Center for the
Study of Resilience

Coming Soon: the Woodson Center for the Study of Resilience

What enables people to overcome extraordinary obstacles, tragedy, and trauma?

What kinds of strength and innovation exist in marginalized communities?

Which indigenous solutions to social problems show the most promise?

Since the American founding, the innovation and promise of limited government has depended on a thriving ecosystem of “voluntary associations,” first documented by Alexis de Tocqueville. Such emergent organizations of human effort built entire towns, addressed an endless variety of social problems, and, notably, enabled countless members of a formerly enslaved race to both survive and thrive in a time when much of the country remained largely hostile to their presence.

While acknowledging the reality of real obstacles, tragedy, and trauma, it is also true that lower-income people and communities are not defined or confined by difficult circumstances and the capacity to improve their lives and those around them when given the chance to succeed.

Under the direction of Senior Fellow Dr.
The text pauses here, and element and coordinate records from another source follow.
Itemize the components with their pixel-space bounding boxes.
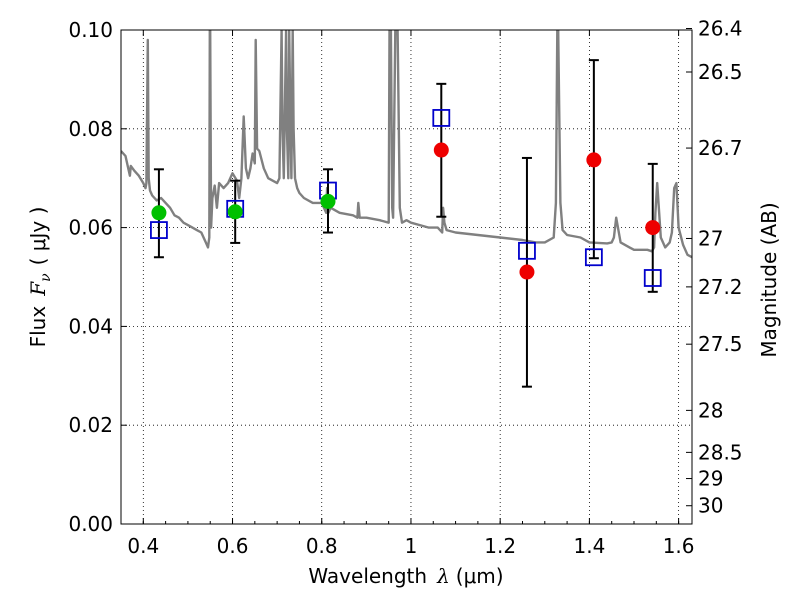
plot-frame bbox=[120, 29, 693, 525]
y2-tick-label: 28.5 bbox=[698, 440, 743, 464]
y2-tick-label: 26.7 bbox=[698, 136, 743, 160]
y2-tick-label: 27.5 bbox=[698, 332, 743, 356]
y-tick-label: 0.02 bbox=[68, 413, 113, 437]
y-axis-symbol: F bbox=[26, 281, 50, 297]
x-tick-label: 1.2 bbox=[484, 534, 516, 558]
x-tick-label: 0.4 bbox=[127, 534, 159, 558]
y-tick-label: 0.04 bbox=[68, 314, 113, 338]
observed-point bbox=[645, 220, 661, 236]
y-tick-label: 0.00 bbox=[68, 512, 113, 536]
x-tick-label: 1.4 bbox=[573, 534, 605, 558]
observed-point bbox=[433, 142, 449, 158]
axes: 0.4 0.6 0.8 1 1.2 1.4 1.6 0.00 0.02 0.04 0.06 0.08 0… bbox=[68, 17, 742, 558]
plot-area bbox=[121, 30, 692, 388]
model-photometry-square bbox=[518, 241, 536, 260]
model-spectrum-line bbox=[121, 30, 692, 259]
x-axis-label: Wavelength λ (μm) bbox=[308, 564, 503, 588]
y2-tick-label: 26.4 bbox=[698, 17, 743, 41]
x-tick-label: 1 bbox=[405, 534, 418, 558]
observed-point bbox=[151, 205, 167, 221]
y-tick-label: 0.08 bbox=[68, 117, 113, 141]
observed-point bbox=[227, 204, 243, 220]
y2-tick-label: 28 bbox=[698, 398, 723, 422]
model-photometry-square bbox=[643, 269, 662, 287]
x-axis-unit: (μm) bbox=[456, 564, 504, 588]
grid bbox=[121, 29, 692, 524]
y2-tick-label: 27.2 bbox=[698, 275, 743, 299]
y2-tick-label: 30 bbox=[698, 494, 723, 518]
y2-axis-label: Magnitude (AB) bbox=[757, 202, 781, 357]
model-photometry-square bbox=[150, 221, 168, 239]
x-tick-label: 0.8 bbox=[306, 534, 338, 558]
y-axis-label-text: Flux bbox=[26, 306, 50, 348]
y-axis-label: Flux Fν ( μJy ) bbox=[26, 207, 54, 348]
y-tick-label: 0.10 bbox=[68, 18, 113, 42]
x-axis-label-text: Wavelength bbox=[308, 564, 427, 588]
observed-point bbox=[519, 264, 535, 280]
x-tick-label: 1.6 bbox=[663, 534, 695, 558]
y-axis-unit: ( μJy ) bbox=[26, 207, 50, 266]
y-axis-symbol-sub: ν bbox=[38, 273, 54, 282]
x-tick-label: 0.6 bbox=[217, 534, 249, 558]
observed-point bbox=[586, 152, 602, 168]
x-axis-symbol: λ bbox=[436, 564, 450, 588]
observed-point bbox=[320, 193, 336, 209]
y2-tick-label: 26.5 bbox=[698, 60, 743, 84]
y2-tick-label: 27 bbox=[698, 226, 723, 250]
y-tick-label: 0.06 bbox=[68, 216, 113, 240]
y2-tick-label: 29 bbox=[698, 467, 723, 491]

Anthony Bradley, professor of Religious Studies at the King’s College, the Woodson Center for the Study of Resilience will disrupt the prevailing tendency to view lower-income Americans, and Black Americans in particular, through the lens of pathology and supposedly insurmountable external limitations by serving as a virtual repository for research, writing, discussion and media engagement on resilience. It will do this by partnering with likeminded institutions to make the four decades of the Woodson Center’s work on upward mobility and neighborhood revitalization available to students, researchers, journalists, and the general public; by drawing greater attention to the successes of neighborhood-level solutions; and by identifying and filling gaps in current resilience-driven research.